7 Replies Latest reply on Jun 3, 2015 8:17 AM by jonretting

    3 Node vSAN. Failure of 2 Hosts

    DSS_Junior6621 Lurker

      HI everyone, we had the fortunate situation where we lost 2 hosts of our 3 hosts vSAN cluster. HP has successfully repaired one of the 2 failed nodes and I am wondering how i go about trying to "Rebuild" or restart vSAN between the 2 working hosts. Could find the answer on google so I wanted to ask here.

       

      I can console to the 2 hosts and they see the datastore, but the type is "unknown" and there are no files if i browse to it.

       

      Also, vCenter was on this datastore so i cannot access that either.. lucky me..

       

      Thanks for any help you can give.

       

      ESXi v 5.5

        • 1. Re: 3 Node vSAN. Failure of 2 Hosts
          vuzzini Hot Shot

          Hello DSS_Junior6621,

           

          You need a minimum on 3 nodes in a vSAN cluster. If one host fails in a 3 node cluster, there are not enough hosts left in the cluster to rebuild the failed/missing components.

           

          The option left with you now is to fix the 3rd node such that the rebuilding of failed/missing component takes place. In order to prevent this issue in future, you may configure 2 disk groups on the same host.

          • 2. Re: 3 Node vSAN. Failure of 2 Hosts
            jonretting Enthusiast

            How did you "lose the hosts", what happened? Were your storage disk affected by this, they lost their data?

            • 3. Re: 3 Node vSAN. Failure of 2 Hosts
              zdickinson Expert

              Agreed with jonretting, the type of failure will dictate your recover options.  We had something similar happen where we had 3 hosts, 2 disk groups per host, but only one controller per host.  We had something happen with two of the controllers.  vSAN looked just like yours.  It was there, but showed unkown and had no files.  Once we fixed the controller issue and got all three host back online, the datastore was available.  However if the disks had failed and not the controller we would have been in trouble.

               

              My belief is the 4 nodes should be required and not recommended, but that's a topic for another day.  Thank you, Zach.

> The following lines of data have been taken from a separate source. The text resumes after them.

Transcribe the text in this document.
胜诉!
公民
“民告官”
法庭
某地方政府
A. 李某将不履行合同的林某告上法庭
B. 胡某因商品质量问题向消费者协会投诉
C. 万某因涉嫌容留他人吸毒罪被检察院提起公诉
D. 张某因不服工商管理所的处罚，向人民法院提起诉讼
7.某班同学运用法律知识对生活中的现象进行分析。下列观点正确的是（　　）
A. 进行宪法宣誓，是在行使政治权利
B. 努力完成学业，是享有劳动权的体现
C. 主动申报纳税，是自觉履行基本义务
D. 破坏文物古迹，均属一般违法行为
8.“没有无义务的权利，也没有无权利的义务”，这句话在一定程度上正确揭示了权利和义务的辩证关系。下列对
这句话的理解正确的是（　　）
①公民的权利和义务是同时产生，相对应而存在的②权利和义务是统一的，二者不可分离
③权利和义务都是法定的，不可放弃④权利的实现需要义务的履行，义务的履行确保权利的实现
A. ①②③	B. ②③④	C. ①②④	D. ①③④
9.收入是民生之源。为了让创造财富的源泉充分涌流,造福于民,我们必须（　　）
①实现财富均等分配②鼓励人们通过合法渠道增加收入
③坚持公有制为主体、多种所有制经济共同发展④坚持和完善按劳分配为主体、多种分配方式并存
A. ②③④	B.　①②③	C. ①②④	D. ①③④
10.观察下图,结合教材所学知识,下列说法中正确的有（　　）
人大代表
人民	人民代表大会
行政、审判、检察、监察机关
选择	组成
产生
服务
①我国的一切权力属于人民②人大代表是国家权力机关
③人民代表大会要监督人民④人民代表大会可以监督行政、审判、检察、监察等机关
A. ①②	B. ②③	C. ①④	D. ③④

              • 4. Re: 3 Node vSAN. Failure of 2 Hosts
                DSS_Junior6621 Lurker

                We got one host up yesterday, that was a failed temperature sensor so i am assuming no data loss.

                 

                Tech is onsite this am replacing pieces and testing on the 3rd server.

                 

                At this point it was not the storage or the controllers that were affected.

                 

                Once I get the third node back up I am hoping my data will be intact.

                 

                Will advise once i know more.

                 

                Thank you all.

                • 5. Re: 3 Node vSAN. Failure of 2 Hosts
                  DSS_Junior6621 Lurker

                  Third server is now back online and still type is unknown and there is no files if i browse. (i do see total size and free space now)

                   

                  I am assuming at this point I need to give it time to rebuild?

                   

                  Are there any commands I can run against a host via ssh to see the progress of the rebuild?

                  • 6. Re: 3 Node vSAN. Failure of 2 Hosts
                    zdickinson Expert

                    Manage VSAN with RVC Part 2 – VSAN Cluster Administration | Virten.net

                     

                    vsan.resync_dashboard is an RVC command that will show you what's re-syncing.  There are other commands on that page that can tell you other information about the health of the cluster.  Thank you, Zach.

                    • 7. Re: 3 Node vSAN. Failure of 2 Hosts
                      jonretting Enthusiast

                      Do you care about the data? Have you worked with VSAN before? There are many things should should check before doing anything extreme. Check your cables, see if your getting any errors in the logs, verify your netstacks. Which hosts can see each other, what makes them different? Unless somehow the data on the disks is gone, there is no reason why you couldn't re-install ESXi foreach host. Setup the network, move the hosts into a new cluster, and re-active VSAN. The datastore should be there and be accessible. But knowing nothing about the failure you experienced you are flying blind.